I have designed a chair for a commission I have, and I will be cording the seat. 
I would prefer not to use typical Danish cord, because of the colour. so I am trying to source some cotton 3mm cord that has colour options. I estimate needing about three pounds of cord per chair, so it must be sold in bulk.
So far I am striking out finding it myself, but I know if exists, as I have seen chairs in shops that have it.

Does anyone have a link to a seller of quality 3mm cotton cord suitable?


----------



## fussy (Jan 18, 2010)

Junior,

Just a thought, but try Lee Valley and look at EA135. Braided nylon, available in 3 sizes. Perhaps you could dye it to suit. Plus, it's made in Canada! EH?

Steve


----------



## Dennisgrosen (Nov 14, 2009)

I don´t know the Danish cord 
but this is a danish site where you can buy different things to chairs if you want to hide the stables etc. 
and other stuff for chairs too maybee it can help you further in your surch

http://www.tm-materialer.dk/group.asp?group=62

good luck
Dennis


----------



## Beginningwoodworker (May 5, 2008)

What is Danish cord?


----------



## JuniorJoiner (Dec 24, 2008)

Danish cord is a fiber cord used for weaving chair seats, traditionally used on danish modern furniture.

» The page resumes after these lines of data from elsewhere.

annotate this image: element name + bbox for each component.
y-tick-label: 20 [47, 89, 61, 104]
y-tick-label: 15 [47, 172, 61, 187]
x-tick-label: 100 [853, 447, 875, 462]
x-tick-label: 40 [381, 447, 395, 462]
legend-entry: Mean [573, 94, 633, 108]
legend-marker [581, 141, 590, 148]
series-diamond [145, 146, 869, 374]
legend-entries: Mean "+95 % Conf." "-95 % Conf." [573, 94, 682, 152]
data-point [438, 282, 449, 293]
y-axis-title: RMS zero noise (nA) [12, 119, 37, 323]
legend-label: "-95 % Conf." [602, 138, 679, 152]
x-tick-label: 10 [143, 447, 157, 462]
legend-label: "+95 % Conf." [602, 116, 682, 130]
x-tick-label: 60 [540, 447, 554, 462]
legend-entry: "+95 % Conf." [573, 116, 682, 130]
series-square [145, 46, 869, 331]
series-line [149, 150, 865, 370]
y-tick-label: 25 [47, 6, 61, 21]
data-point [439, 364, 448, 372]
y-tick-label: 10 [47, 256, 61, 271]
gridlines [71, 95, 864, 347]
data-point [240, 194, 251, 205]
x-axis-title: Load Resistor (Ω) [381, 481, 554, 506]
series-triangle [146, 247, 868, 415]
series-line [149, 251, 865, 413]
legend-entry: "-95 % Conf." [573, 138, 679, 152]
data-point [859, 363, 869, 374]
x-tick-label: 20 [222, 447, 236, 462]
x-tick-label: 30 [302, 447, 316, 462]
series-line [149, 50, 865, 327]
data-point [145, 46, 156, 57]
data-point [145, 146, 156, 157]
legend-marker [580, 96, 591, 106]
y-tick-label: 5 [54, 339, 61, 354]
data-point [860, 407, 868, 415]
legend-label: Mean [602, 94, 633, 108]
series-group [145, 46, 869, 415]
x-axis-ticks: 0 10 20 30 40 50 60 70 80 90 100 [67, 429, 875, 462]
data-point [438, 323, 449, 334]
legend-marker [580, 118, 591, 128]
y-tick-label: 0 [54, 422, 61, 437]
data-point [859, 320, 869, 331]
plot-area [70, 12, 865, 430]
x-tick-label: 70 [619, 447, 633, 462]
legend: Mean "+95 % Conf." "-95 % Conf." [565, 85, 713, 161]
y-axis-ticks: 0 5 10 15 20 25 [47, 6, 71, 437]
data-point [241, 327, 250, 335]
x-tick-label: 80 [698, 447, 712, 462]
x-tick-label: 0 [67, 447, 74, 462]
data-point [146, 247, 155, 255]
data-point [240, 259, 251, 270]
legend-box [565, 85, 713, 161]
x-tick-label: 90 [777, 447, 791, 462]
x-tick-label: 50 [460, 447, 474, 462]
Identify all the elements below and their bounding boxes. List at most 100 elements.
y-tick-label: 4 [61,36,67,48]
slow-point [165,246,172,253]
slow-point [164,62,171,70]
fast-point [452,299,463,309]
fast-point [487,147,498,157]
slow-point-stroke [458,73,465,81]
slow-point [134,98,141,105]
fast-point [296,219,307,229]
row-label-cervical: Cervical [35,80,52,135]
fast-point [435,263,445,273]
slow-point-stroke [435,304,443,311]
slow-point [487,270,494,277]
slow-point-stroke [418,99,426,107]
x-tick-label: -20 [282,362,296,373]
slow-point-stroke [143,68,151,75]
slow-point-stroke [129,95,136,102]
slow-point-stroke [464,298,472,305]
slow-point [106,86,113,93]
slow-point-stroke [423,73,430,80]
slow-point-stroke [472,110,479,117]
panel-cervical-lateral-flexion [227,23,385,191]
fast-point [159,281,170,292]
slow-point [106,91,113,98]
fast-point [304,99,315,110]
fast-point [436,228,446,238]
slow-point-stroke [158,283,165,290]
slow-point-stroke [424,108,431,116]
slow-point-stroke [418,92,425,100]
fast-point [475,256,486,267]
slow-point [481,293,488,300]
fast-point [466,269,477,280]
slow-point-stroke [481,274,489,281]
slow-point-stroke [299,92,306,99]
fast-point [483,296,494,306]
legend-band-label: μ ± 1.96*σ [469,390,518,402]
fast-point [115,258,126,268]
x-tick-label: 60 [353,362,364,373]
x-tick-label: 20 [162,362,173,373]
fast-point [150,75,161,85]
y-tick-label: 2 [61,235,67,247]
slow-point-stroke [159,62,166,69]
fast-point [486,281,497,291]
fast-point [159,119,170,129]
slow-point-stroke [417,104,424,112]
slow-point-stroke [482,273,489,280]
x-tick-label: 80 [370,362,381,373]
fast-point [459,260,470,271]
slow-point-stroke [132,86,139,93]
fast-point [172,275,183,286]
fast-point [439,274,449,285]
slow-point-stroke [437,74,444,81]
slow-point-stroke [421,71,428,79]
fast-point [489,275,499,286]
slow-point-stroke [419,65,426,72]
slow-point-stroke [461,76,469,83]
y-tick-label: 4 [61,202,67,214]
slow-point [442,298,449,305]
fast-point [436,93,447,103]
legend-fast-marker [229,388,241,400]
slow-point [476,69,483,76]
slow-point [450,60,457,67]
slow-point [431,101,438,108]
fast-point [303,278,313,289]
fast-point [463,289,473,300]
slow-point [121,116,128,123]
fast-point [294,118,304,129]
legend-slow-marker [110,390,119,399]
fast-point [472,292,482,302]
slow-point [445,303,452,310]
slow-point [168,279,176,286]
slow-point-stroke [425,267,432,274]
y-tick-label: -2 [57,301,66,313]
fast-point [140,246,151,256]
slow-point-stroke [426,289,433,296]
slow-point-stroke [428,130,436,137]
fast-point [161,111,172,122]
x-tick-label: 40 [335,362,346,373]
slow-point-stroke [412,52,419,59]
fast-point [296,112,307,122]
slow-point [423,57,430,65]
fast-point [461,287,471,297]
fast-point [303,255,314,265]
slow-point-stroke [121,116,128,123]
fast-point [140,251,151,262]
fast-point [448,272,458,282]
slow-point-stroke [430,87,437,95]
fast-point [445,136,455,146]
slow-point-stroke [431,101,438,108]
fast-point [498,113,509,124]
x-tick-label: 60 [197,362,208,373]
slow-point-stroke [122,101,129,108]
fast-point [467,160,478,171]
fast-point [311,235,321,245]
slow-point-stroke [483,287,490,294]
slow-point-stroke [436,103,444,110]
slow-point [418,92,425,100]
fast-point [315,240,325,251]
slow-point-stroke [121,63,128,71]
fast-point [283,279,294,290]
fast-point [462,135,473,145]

I hope someone has a decent link to help me out, I appreciate your help dennis, but my language skills are limited, so the site you sent wasn't much help.


----------



## JuniorJoiner (Dec 24, 2008)

Fussy, unless someone tells me different, I think nylon cord would be fairly difficult to dye the colour I need.


----------



## Dennisgrosen (Nov 14, 2009)

is it this kind of cord
http://www.roxyklassik.dk/stort.asp?selbinr=118278

if so I pretty sure it can be coloured since it is made of paper

you can always use a translater like googles 

Dennis


----------



## JuniorJoiner (Dec 24, 2008)

yes, that is danish cord, and yes it is made of paper, so how do you colour it without weakening it?I did a few stain tests and coloured shellac, none come close to being acceptable.

what I am looking for is a cotton alternative to danish cord. I was in NOOD and they had chairs that used the product I am looking for. so it is out there, I just can't find it.

3mm coloured cotton cord, who knew it would so difficult to source.
BTW, I am looking for a chocolate colour, although a dark red may also work with my design.


----------



## miserybob (Jan 24, 2010)

Just googling, but is this what you're looking for?


----------



## JuniorJoiner (Dec 24, 2008)

Bob, not quite what I was searching for, but if I get stuck I think it will do. I need it in fairly large bulk, and I have never tried cording a seat with a woven cord like that, usually a twisted cord.
thank you for giving me an option.


----------